Dr Ndlovu said the new infrastructure also relieves pressure from parents who are expected to develop the schools.
She said with improved learning infrastructure, the institutions must improve pass rates.
“My Ministry looks upon Bulawayo Metropolitan Province to fully utilise the facilities and realise greater results in the area of; improved pass rates in both primary and secondary schools, increased enrolments, attendance and retention of school-going age children.
Improved facilities can mean a physically and mentally healthier environment,” she said.
“Such facilities can also enhance access to education to out-of-school children through the Non-Formal Education route, thereby strengthening the lifelong and continuing education strategy to empower communities around the benefitting schools.”
Dr Ndlovu said the construction of new schools and the rehabilitation of existing facilities will enhance goals of achieving the national and global goal of universal access to education by all school-age children as per Sustainable Development Goal 4 (SDG 4).
“My Ministry remains committed to fulfilling the aspirations of pupils in Zimbabwe by providing a transformative educational service that equips them to face their future with determination and power to transform the socio-economic fortunes of the nation,” said Dr Ndlovu.
She said infrastructure development is one of the key pillars of the Competence-Based Curriculum, which requires additional infrastructure such as science laboratories for learning areas such as Chemistry, Physics, Biology and Geography.
Dr Ndlovu said there is a need to improve information communication technology infrastructure that will enable Internet connectivity while schools should be connected to renewable energy such as solar and biogas.
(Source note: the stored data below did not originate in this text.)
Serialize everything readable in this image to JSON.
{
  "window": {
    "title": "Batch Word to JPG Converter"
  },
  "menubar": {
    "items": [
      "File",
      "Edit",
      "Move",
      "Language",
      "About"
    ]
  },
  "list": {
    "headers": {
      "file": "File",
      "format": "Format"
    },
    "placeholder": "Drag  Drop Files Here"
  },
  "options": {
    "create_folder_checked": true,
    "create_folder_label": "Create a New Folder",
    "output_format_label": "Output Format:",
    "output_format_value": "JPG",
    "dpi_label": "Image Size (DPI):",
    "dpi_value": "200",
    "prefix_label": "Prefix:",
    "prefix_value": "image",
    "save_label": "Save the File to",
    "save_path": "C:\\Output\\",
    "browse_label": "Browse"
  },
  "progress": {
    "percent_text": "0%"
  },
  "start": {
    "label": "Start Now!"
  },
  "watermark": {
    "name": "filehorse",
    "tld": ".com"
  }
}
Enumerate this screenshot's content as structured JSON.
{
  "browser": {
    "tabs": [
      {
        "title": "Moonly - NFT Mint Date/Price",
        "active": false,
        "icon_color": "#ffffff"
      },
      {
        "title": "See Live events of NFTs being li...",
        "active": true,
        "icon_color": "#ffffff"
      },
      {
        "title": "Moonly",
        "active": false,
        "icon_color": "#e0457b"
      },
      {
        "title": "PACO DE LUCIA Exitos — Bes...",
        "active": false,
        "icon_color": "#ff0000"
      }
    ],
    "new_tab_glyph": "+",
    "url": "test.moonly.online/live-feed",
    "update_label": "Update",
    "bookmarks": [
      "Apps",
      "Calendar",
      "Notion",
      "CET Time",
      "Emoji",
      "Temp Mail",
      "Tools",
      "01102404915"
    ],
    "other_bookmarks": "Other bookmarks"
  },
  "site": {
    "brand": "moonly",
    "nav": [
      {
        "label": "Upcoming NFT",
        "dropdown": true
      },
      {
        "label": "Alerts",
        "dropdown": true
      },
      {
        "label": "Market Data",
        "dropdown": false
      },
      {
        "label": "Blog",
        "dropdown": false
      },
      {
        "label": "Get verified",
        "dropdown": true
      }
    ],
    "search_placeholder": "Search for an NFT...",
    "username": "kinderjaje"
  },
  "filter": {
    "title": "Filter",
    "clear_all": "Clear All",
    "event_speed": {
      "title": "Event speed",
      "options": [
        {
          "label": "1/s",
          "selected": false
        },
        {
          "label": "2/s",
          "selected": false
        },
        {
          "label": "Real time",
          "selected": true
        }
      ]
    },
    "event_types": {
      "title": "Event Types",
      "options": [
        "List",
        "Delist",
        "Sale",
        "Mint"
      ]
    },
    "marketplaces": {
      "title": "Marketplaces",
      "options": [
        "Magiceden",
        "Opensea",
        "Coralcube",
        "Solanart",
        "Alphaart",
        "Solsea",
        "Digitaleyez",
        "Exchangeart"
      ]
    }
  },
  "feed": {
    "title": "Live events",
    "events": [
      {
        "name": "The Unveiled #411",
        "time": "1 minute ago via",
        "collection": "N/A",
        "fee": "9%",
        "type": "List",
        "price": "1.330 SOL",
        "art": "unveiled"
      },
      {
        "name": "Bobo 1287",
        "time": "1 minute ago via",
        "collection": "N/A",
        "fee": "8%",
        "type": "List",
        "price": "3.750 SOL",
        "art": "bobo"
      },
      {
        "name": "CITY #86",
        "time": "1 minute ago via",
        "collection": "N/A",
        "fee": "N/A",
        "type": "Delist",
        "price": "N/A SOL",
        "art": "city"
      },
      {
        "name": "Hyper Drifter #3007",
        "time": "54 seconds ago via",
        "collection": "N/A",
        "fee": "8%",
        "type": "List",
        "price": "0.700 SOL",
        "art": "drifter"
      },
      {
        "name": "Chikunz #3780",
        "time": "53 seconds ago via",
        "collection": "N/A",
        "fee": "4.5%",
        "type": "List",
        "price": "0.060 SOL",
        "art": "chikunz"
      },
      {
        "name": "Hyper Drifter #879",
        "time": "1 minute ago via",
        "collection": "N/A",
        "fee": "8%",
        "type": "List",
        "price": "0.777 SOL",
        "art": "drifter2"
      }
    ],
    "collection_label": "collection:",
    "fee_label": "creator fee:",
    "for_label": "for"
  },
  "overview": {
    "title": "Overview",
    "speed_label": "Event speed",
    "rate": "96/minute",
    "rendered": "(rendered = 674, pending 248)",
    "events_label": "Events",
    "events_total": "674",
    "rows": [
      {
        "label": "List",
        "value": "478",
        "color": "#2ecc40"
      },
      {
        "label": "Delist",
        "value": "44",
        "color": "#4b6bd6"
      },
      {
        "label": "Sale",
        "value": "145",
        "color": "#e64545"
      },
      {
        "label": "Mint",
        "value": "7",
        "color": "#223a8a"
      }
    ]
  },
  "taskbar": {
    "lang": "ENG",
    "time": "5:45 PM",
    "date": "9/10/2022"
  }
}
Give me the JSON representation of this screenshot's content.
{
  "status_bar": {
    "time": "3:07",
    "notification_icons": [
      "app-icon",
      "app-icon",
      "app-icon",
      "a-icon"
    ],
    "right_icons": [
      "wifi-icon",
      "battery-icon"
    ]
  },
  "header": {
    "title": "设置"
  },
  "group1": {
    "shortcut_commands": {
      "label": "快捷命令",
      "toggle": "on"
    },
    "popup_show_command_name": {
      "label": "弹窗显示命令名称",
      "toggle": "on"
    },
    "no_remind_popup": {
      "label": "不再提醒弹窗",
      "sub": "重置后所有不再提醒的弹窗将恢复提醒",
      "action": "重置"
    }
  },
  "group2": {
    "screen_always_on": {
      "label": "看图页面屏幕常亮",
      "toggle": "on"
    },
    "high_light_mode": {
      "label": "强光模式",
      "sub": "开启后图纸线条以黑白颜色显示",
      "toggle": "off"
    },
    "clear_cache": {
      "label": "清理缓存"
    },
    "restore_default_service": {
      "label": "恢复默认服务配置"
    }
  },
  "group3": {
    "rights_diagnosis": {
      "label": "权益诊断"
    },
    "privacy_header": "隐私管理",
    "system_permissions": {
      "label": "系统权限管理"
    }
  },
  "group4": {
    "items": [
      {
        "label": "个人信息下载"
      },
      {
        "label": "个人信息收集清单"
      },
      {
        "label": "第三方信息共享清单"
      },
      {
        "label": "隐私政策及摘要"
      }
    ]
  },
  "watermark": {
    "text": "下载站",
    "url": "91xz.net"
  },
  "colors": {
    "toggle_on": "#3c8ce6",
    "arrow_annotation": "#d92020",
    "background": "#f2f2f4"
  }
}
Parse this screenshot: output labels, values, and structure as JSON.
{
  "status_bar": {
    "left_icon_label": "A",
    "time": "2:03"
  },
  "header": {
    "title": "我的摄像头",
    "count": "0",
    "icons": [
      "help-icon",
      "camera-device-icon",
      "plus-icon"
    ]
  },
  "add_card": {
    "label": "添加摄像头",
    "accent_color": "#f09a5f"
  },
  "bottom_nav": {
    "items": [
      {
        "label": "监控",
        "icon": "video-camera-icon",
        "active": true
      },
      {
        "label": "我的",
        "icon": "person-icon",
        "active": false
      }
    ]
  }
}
Church of Jesus Christ of Latter-day Saints representative Elder Muzingaye Ndlovu said the partnership with the education ministry is part of the church’s humanitarian work under the programme “Helping Hands.”
“We are here at Cowdray Park Primary School where we have developed about six classroom blocks, in Emganwini High School we developed two classrooms, Mandwande High School two classrooms, Mncumbatha two classrooms, administration block and we upgraded the ablution facilities and installed a solar pump on their borehole,” said Elder Ndlovu.
“We also installed a Jojo tank. At Pumula South High School we built two classrooms, at Maphisa Primary School we re-modeled and furnished a food and clothing science room.”
He said the church will next week start the construction of an Early Childhood Education classroom at Cowdray Park Primary School as it responds to community challenges.
Elder Ndlovu said it was important for other organisations to lessen the burden on Government to deliver social services in communities.
“What we are saying is that as a community if we start helping our neighbours and we move to help our community and also help our city, everyone one of us will make the burden that the Government carries much lighter every day,” said Elder Ndlovu.
“We will continue partnering with the ministry, Government and public works in ensuring that development continues in the city of Bulawayo. We are here to serve, we are going to serve until Christ comes.”